More than 120 people died in last week's fighting and many Russians, who saw little difference between the two sides struggling for power, are asking what the bloodshed, worse than during the October Revolution of 1917, was all for.

Since all hardline parties involved in the uprising have been banned, the main legal opposition comes from centrists and industrialists. Some extreme nationalists, however, avoided being dragged into last week's fight and are still operating.

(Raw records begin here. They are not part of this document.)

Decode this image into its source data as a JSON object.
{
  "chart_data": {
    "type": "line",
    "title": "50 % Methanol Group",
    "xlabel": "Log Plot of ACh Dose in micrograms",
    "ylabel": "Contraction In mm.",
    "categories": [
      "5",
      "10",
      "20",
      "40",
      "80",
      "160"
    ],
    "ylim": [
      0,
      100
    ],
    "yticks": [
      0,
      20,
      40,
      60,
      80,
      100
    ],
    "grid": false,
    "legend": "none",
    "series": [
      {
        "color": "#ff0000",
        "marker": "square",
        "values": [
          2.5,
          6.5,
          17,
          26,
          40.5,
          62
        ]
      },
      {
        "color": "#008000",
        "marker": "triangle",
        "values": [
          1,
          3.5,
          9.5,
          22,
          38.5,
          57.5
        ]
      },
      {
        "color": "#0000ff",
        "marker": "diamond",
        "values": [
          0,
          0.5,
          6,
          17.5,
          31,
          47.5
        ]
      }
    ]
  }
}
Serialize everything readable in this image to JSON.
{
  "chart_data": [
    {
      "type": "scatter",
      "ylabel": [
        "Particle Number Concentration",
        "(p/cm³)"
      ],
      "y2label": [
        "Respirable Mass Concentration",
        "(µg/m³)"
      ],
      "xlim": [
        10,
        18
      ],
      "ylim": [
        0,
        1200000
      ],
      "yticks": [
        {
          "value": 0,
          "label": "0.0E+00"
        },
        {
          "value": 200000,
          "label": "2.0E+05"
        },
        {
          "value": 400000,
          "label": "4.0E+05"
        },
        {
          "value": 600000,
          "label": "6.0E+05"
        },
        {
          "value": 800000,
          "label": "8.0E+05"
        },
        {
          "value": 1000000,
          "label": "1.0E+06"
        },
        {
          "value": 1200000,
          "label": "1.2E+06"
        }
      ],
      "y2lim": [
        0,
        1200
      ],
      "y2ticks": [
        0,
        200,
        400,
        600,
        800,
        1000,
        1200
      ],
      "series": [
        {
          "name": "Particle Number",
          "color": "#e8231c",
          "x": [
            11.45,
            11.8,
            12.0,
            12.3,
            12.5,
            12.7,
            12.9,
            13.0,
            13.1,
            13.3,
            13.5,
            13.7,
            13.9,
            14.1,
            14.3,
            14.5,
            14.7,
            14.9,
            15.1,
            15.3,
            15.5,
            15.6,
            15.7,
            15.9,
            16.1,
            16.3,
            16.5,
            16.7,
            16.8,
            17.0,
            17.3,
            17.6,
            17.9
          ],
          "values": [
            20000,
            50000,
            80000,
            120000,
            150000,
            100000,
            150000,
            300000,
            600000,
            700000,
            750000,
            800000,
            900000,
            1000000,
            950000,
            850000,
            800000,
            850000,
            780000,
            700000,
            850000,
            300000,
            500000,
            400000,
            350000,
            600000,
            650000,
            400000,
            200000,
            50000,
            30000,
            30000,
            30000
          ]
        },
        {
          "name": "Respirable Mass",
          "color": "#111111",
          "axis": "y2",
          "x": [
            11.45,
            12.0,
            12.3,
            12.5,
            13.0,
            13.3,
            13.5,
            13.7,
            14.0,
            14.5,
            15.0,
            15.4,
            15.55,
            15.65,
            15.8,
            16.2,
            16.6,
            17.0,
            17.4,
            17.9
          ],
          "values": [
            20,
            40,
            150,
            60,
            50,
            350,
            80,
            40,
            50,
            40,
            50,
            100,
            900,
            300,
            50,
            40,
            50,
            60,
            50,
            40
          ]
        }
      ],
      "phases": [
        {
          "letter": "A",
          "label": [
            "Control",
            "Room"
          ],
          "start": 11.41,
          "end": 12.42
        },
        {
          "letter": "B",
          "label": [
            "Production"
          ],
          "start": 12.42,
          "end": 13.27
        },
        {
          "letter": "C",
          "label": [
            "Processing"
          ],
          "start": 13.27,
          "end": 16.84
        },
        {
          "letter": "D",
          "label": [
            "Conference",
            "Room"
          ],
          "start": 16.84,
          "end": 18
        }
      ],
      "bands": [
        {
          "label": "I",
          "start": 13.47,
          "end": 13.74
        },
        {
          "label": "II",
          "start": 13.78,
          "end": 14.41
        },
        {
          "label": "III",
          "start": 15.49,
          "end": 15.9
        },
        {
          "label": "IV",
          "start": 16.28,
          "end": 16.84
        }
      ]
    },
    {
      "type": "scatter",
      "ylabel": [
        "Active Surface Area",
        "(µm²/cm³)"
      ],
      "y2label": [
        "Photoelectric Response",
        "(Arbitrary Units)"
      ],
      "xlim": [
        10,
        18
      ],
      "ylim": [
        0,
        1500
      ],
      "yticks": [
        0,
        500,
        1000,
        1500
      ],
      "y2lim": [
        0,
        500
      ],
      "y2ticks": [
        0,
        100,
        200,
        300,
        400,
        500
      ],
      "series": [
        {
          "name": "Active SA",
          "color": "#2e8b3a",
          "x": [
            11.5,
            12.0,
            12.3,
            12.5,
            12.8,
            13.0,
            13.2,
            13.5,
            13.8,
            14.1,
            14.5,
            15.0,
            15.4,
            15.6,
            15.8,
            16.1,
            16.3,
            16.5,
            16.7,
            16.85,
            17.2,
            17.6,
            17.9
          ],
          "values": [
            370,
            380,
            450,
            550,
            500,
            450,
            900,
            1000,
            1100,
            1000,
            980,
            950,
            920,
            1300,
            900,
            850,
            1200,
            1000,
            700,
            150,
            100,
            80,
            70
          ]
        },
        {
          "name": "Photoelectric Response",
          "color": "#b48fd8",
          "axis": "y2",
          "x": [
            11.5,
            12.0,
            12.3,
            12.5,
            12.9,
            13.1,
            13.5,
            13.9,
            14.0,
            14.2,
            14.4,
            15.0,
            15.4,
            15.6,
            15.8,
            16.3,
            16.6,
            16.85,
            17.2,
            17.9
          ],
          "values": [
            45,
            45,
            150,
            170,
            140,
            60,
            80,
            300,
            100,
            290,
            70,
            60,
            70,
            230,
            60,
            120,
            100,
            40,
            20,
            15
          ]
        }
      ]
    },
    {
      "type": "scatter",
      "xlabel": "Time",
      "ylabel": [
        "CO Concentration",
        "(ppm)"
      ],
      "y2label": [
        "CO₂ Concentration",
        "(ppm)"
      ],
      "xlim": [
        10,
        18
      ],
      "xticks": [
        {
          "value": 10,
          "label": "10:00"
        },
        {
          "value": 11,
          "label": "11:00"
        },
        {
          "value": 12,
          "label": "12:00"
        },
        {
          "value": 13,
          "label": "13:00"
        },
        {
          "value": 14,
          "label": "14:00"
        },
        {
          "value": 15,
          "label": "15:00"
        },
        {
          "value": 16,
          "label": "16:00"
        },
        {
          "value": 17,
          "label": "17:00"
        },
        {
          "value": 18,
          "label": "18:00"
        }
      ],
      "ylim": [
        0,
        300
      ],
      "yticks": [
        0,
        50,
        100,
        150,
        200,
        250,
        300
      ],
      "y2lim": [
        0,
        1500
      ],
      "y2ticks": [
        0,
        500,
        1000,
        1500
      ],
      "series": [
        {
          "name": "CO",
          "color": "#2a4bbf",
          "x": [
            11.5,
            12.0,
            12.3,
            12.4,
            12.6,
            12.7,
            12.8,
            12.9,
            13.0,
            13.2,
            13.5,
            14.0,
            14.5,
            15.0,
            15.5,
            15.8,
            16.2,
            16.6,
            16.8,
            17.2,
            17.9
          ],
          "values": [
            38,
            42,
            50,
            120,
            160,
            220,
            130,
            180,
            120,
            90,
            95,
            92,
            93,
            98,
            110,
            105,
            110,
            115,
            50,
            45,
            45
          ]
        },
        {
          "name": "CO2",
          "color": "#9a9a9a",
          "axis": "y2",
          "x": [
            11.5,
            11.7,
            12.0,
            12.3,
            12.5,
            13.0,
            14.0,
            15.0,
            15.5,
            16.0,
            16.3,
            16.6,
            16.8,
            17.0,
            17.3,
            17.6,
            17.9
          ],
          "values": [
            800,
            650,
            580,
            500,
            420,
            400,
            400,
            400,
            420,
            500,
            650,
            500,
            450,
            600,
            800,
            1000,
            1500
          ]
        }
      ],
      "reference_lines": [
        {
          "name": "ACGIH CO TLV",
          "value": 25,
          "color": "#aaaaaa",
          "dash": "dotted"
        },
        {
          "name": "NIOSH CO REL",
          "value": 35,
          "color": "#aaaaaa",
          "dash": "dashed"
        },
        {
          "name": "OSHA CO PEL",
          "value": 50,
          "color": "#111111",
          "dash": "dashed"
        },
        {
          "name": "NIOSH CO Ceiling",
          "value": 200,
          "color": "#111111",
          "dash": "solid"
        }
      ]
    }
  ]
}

The fascist leader Vladimir Zhirinovsky, is very much looking forward to taking part in the vote.

TOKYO - Mr Yeltsin yesterday told the Japanese Prime Minister, Morihiro Hosokawa, that Russia recognised the existence of the dispute over four small islands in the Kuriles chain, seized by Soviet troops at the end of the Second World War, Reuter reports.

The dispute, which has prevented Japan signing a peace treaty on the war or extending large-scale aid to Russia, will be taken up by Mr Hosokawa when he visits Russia.

Mr Yeltsin asked Mr Hosokawa to take the initiative in rescheduling Russia's debts to Japan, which he said amounted to dollars 1.6bn ( pounds 1.05bn) and would reach dollars 2bn in another half-year.